No surprises here. Uk is next in the list at 6th spot. The United Kingdom has an economy worth $2.8 trillion in purchasing power in 2014. With a relatively strong GDP per capita of $37, 300, the United Kingdom doesn’t seem so badly off, ranking 34th place in the world. 16.2 percent of people in this country live below the poverty line.

#5 France: $ 2.9 Trillion


5th on the list is France. France has an economy worth $2.9 trillion. It ranks 39th place in the World Factbook’s GDP per capita country comparison with a GDP per capita of $35,700. The country also has a low poverty rate with 7.9 percent of French people living below the poverty line.

#4 Germany: $3.9 Trillion


#4 Germany: $3.9 TrillionGermany comes next with the purchasing power of $3.9 Trillion marking it out as the wealthiest economy of all the European countries. Germany also ranks a strong 29th place in the GDP per capita country comparison with a GDP per capita of $39, 500. With 15.5 percent of Germans living below the poverty line, the country does have some work to do in terms of encouraging the trickle down effect.

#3 Japan: $4.8 Trillion


So finally after India, we have an Asian country in the list. With a purchasing power of $4.8 trillion, Japan takes third place on our list of most affluent economies. The GDP per capita in Japan is $37, 100, making it 36th place in terms of GDP. As of 2010, 16 percent of Japanese citizens are living below the poverty line.

#2 China: $10.0 Trillion


This is a huge gap. straight from $4.8 Trillion, we have $10.0 Trillion. China stands second in the list. With a growing economy, China has a purchasing power of $10.0 trillion. But in terms of GDP per capita, it is not a world leader, coming in at number 121 on the World Factbook’s GDP per capita country comparison with a GDP per capita of a low $9,800. Only 6.1 percent of Chinese citizens live below the poverty line in this country but it bears mentioning that in 2013, China set a new poverty line at $3,630 per person.

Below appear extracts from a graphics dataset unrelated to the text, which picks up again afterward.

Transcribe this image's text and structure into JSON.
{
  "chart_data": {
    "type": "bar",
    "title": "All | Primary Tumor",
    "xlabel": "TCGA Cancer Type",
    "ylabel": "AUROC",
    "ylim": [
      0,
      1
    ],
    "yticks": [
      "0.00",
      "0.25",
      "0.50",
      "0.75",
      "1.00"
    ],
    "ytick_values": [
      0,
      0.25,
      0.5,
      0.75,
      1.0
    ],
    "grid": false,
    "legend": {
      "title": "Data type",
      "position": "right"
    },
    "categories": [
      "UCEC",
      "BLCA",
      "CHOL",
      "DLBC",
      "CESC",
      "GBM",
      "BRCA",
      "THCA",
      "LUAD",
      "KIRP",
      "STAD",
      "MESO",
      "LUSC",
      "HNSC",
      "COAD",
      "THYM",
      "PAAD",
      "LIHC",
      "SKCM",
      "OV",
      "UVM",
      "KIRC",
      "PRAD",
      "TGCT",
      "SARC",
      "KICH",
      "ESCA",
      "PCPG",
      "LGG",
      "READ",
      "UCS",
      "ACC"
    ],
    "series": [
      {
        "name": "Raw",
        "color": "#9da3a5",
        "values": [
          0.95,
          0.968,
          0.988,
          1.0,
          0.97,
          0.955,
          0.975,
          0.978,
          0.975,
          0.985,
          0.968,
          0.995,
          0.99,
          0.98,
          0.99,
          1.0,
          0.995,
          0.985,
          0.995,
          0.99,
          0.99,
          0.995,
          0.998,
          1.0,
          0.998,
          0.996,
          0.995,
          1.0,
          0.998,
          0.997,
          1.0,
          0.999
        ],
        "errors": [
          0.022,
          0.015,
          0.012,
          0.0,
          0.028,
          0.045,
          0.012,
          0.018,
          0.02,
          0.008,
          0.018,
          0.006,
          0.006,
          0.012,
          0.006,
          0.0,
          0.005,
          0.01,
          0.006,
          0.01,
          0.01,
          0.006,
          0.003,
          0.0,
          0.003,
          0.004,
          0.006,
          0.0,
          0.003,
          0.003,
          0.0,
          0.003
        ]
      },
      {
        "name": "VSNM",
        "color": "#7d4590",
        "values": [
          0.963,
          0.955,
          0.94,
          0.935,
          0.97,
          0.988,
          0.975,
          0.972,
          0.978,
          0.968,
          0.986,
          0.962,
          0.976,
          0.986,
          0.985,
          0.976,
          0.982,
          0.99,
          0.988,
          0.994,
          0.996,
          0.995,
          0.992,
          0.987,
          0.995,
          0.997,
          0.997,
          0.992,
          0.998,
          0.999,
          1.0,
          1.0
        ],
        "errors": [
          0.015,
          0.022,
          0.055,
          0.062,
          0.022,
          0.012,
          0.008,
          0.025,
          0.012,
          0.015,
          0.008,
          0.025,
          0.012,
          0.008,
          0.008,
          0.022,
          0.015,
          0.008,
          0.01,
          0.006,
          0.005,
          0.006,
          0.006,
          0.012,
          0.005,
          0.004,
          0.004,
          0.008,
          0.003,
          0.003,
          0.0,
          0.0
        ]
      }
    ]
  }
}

#1 United States of America: $ 17.5 Trillion


No surprises on the top, USA heads the list. Boasting $17.5 trillion in purchasing power, the United States continues to reign the number one richest economy in the world. This level of financial fruition lends it a relatively high GDP per capita at $52, 800, taking 14th place on the World Factbook’s country comparison — the highest ranking of all the countries featured on this list. In 2010, 15.1 percent of Americans lived below the poverty line; not a shocking figure in comparison to the many countries where that number is so much greater, but certainly something to consider in light of the wealth of the nation overall.